In the decade since the housing market collapsed, the domestic U.S. economy has actually seen consistent growth, currently boasting record unemployment lows and healthy government revenue despite the country’s climbing debt.

While not an immediate concern, the U.S. national debts’ growing percentage of the total GDP could become disastrous for the country’s credit in the coming decades.

With the national debt projected to reach a staggering 150% of the U.S. GDP by 2048, the value of the US dollar, and consequently the US economy, could collapse and send the global economy into a tailspin.

Although major consequences are still decades away, if annual government spending continues to surpass tax revenue the U.S. will have trouble keeping up with growing interest rates and lose the ability to fund necessary programs and projects (i.e. infrastructure, defense, entitlements, etc.).

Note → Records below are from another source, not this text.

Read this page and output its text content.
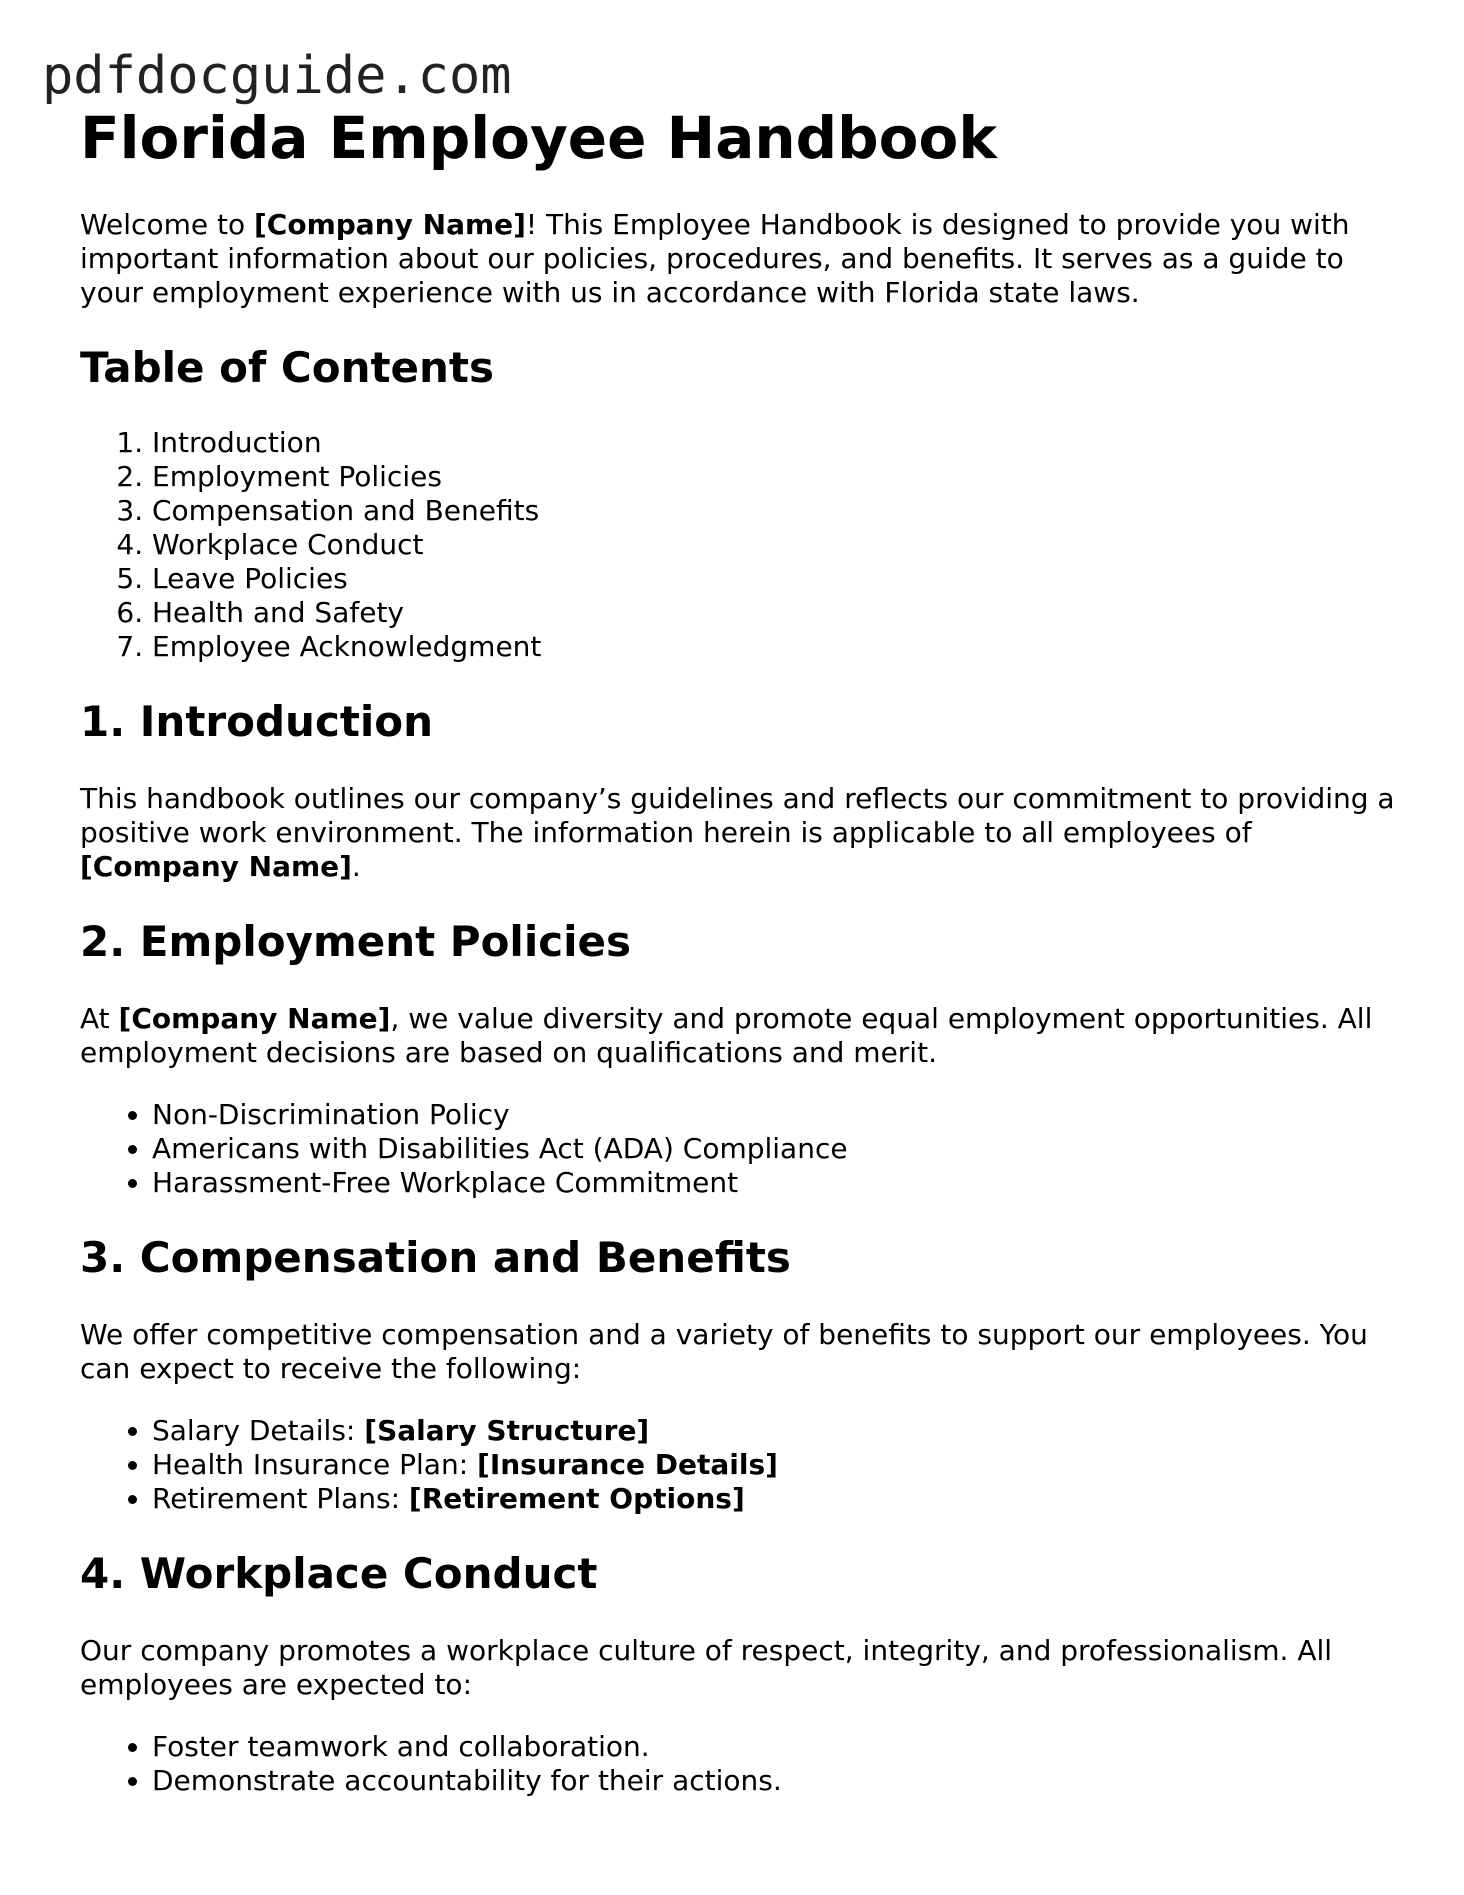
pdfdocguide.com
Florida Employee Handbook

Welcome to [Company Name]! This Employee Handbook is designed to provide you with important information about our policies, procedures, and benefits. It serves as a guide to your employment experience with us in accordance with Florida state laws.

Table of Contents
1. Introduction
2. Employment Policies
3. Compensation and Benefits
4. Workplace Conduct
5. Leave Policies
6. Health and Safety
7. Employee Acknowledgment
1. Introduction

This handbook outlines our company’s guidelines and reflects our commitment to providing a positive work environment. The information herein is applicable to all employees of [Company Name].

2. Employment Policies

At [Company Name], we value diversity and promote equal employment opportunities. All employment decisions are based on qualifications and merit.

• Non-Discrimination Policy
• Americans with Disabilities Act (ADA) Compliance
• Harassment-Free Workplace Commitment
3. Compensation and Benefits

We offer competitive compensation and a variety of benefits to support our employees. You can expect to receive the following:

• Salary Details: [Salary Structure]
• Health Insurance Plan: [Insurance Details]
• Retirement Plans: [Retirement Options]
4. Workplace Conduct

Our company promotes a workplace culture of respect, integrity, and professionalism. All employees are expected to:

• Foster teamwork and collaboration.
• Demonstrate accountability for their actions.
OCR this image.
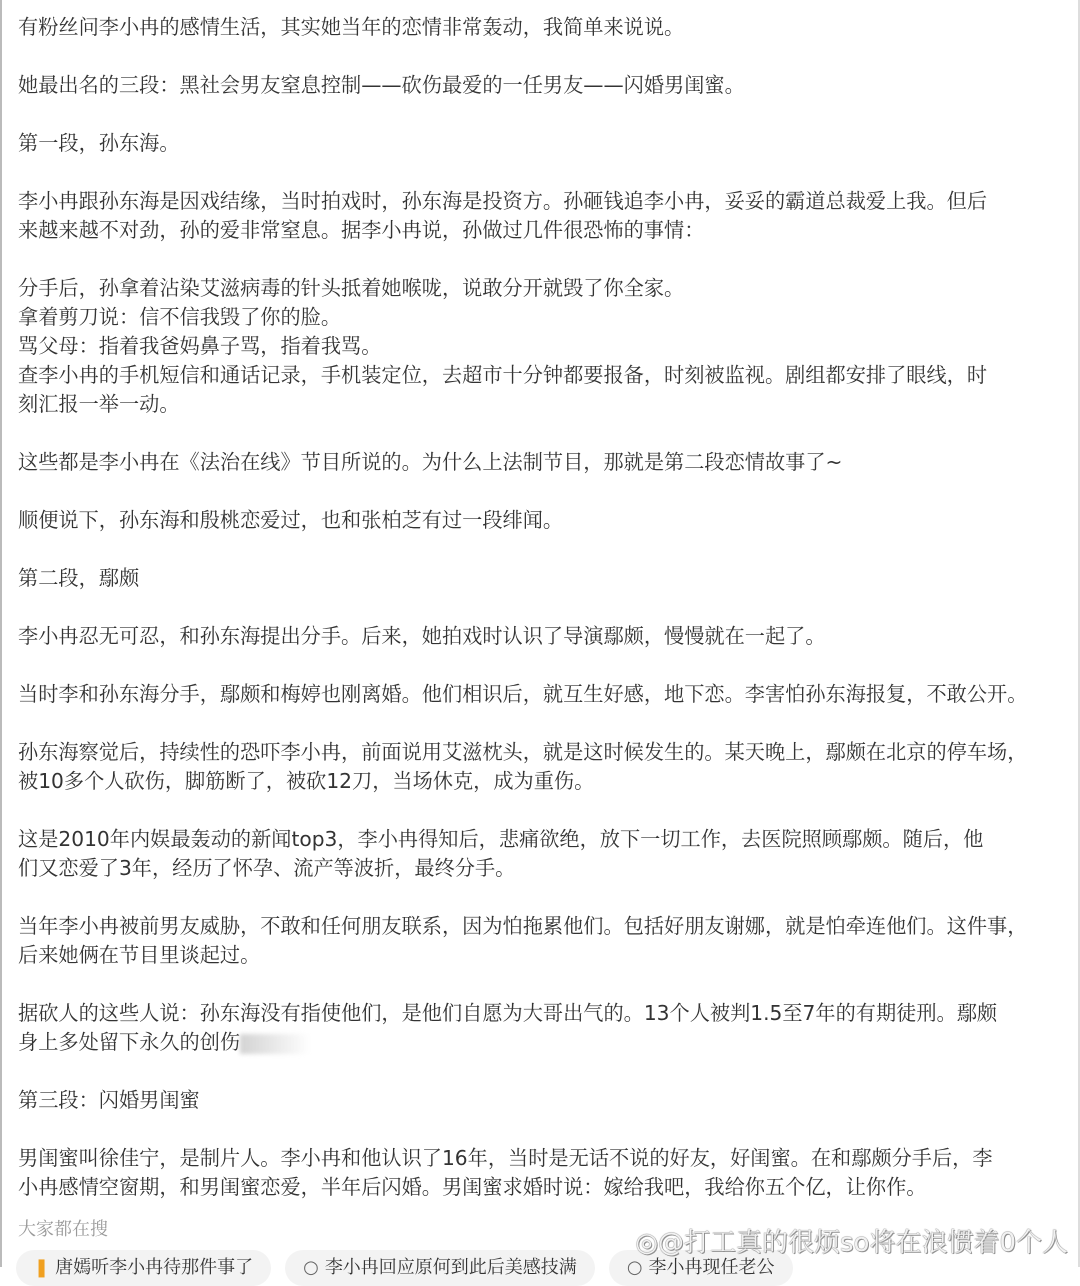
有粉丝问李小冉的感情生活，其实她当年的恋情非常轰动，我简单来说说。
她最出名的三段：黑社会男友窒息控制——砍伤最爱的一任男友——闪婚男闺蜜。
第一段，孙东海。
李小冉跟孙东海是因戏结缘，当时拍戏时，孙东海是投资方。孙砸钱追李小冉，妥妥的霸道总裁爱上我。但后
来越来越不对劲，孙的爱非常窒息。据李小冉说，孙做过几件很恐怖的事情：
分手后，孙拿着沾染艾滋病毒的针头抵着她喉咙，说敢分开就毁了你全家。
拿着剪刀说：信不信我毁了你的脸。
骂父母：指着我爸妈鼻子骂，指着我骂。
查李小冉的手机短信和通话记录，手机装定位，去超市十分钟都要报备，时刻被监视。剧组都安排了眼线，时
刻汇报一举一动。
这些都是李小冉在《法治在线》节目所说的。为什么上法制节目，那就是第二段恋情故事了~
顺便说下，孙东海和殷桃恋爱过，也和张柏芝有过一段绯闻。
第二段，鄢颇
李小冉忍无可忍，和孙东海提出分手。后来，她拍戏时认识了导演鄢颇，慢慢就在一起了。
当时李和孙东海分手，鄢颇和梅婷也刚离婚。他们相识后，就互生好感，地下恋。李害怕孙东海报复，不敢公开。
孙东海察觉后，持续性的恐吓李小冉，前面说用艾滋枕头，就是这时候发生的。某天晚上，鄢颇在北京的停车场，
被10多个人砍伤，脚筋断了，被砍12刀，当场休克，成为重伤。
这是2010年内娱最轰动的新闻top3，李小冉得知后，悲痛欲绝，放下一切工作，去医院照顾鄢颇。随后，他
们又恋爱了3年，经历了怀孕、流产等波折，最终分手。
当年李小冉被前男友威胁，不敢和任何朋友联系，因为怕拖累他们。包括好朋友谢娜，就是怕牵连他们。这件事，
后来她俩在节目里谈起过。
据砍人的这些人说：孙东海没有指使他们，是他们自愿为大哥出气的。13个人被判1.5至7年的有期徒刑。鄢颇
身上多处留下永久的创伤
第三段：闪婚男闺蜜
男闺蜜叫徐佳宁，是制片人。李小冉和他认识了16年，当时是无话不说的好友，好闺蜜。在和鄢颇分手后，李
小冉感情空窗期，和男闺蜜恋爱，半年后闪婚。男闺蜜求婚时说：嫁给我吧，我给你五个亿，让你作。
大家都在搜
❚ 唐嫣听李小冉待那件事了	○ 李小冉回应原何到此后美感技满	○ 李小冉现任老公
◎@打工真的很烦so将在浪惯着0个人
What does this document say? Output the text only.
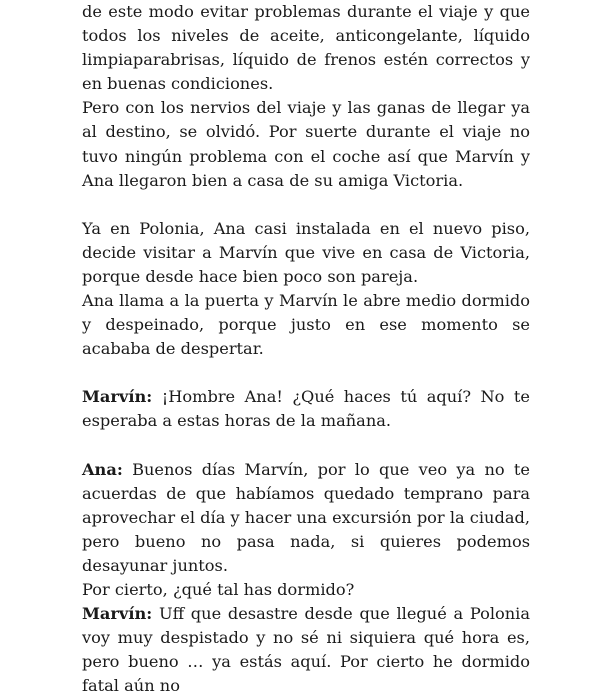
de este modo evitar problemas durante el viaje y que todos los niveles de aceite, anticongelante, líquido limpiaparabrisas, líquido de frenos estén correctos y en buenas condiciones.

Pero con los nervios del viaje y las ganas de llegar ya al destino, se olvidó. Por suerte durante el viaje no tuvo ningún problema con el coche así que Marvín y Ana llegaron bien a casa de su amiga Victoria.

Ya en Polonia, Ana casi instalada en el nuevo piso, decide visitar a Marvín que vive en casa de Victoria, porque desde hace bien poco son pareja.

Ana llama a la puerta y Marvín le abre medio dormido y despeinado, porque justo en ese momento se acababa de despertar.

Marvín: ¡Hombre Ana! ¿Qué haces tú aquí? No te esperaba a estas horas de la mañana.

Ana: Buenos días Marvín, por lo que veo ya no te acuerdas de que habíamos quedado temprano para aprovechar el día y hacer una excursión por la ciudad, pero bueno no pasa nada, si quieres podemos desayunar juntos.

Por cierto, ¿qué tal has dormido?

Marvín: Uff que desastre desde que llegué a Polonia voy muy despistado y no sé ni siquiera qué hora es, pero bueno … ya estás aquí. Por cierto he dormido fatal aún no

Before evaluating the various approaches to address the national debt, we need to understand who the government owes money to and why. Contrary to much of the sensationalized media coverage about China and Japan’s vice grip on the U.S. economy, foreign investors only account for about 30% (roughly $6.3 trillion) of the national debt. While $6.3 trillion is nothing to scoff at, the vast majority (roughly 70%) of the debt is held by American investors, the federal reserve, and the U.S. government itself.

This internal debt has been able to grow exponentially for a multitude of reasons, largely stemming from irresponsible budget management by Congress (the government spends more than it collects in taxes). When Congress passes a spending bill that doesn’t offer adequate funding for a government program, the national treasury sells bonds with interest to an investor or central bank, and consequently is able to fund the program.

The obvious problem with this system is that the national treasury routinely cannot pay back interest on debt without taking money from heavily relied upon entitlement programs, like social security, in turn making these programs insolvent.

Financial mismanagement compounded with massive defense spending after 9/11 and bank bailouts/economic stimulus following the 2008 recession have helped increase debt twenty-fold in 20 years

To balance the budget and avoid a potentially crippling economic collapse, Congress simply needs to live within its means: spending only what is generated in tax revenue each year. While tax cuts can be useful in spurring economic growth during periods of decline or stagnation, the U.S. economy has seen steady growth and reduced unemployment for nine straight years.

Major spending reductions could expedite the end of heavily relied upon entitlements. Unfortunately, the recently passed Tax and Jobs Act of 2017 reduces taxes without reducing spending, thus increasing the annual deficit and worsening the overall national debt. With debt and interest rates steadily rising, expect to see budget management and debt relief become central components of prospective presidential platforms in the coming years.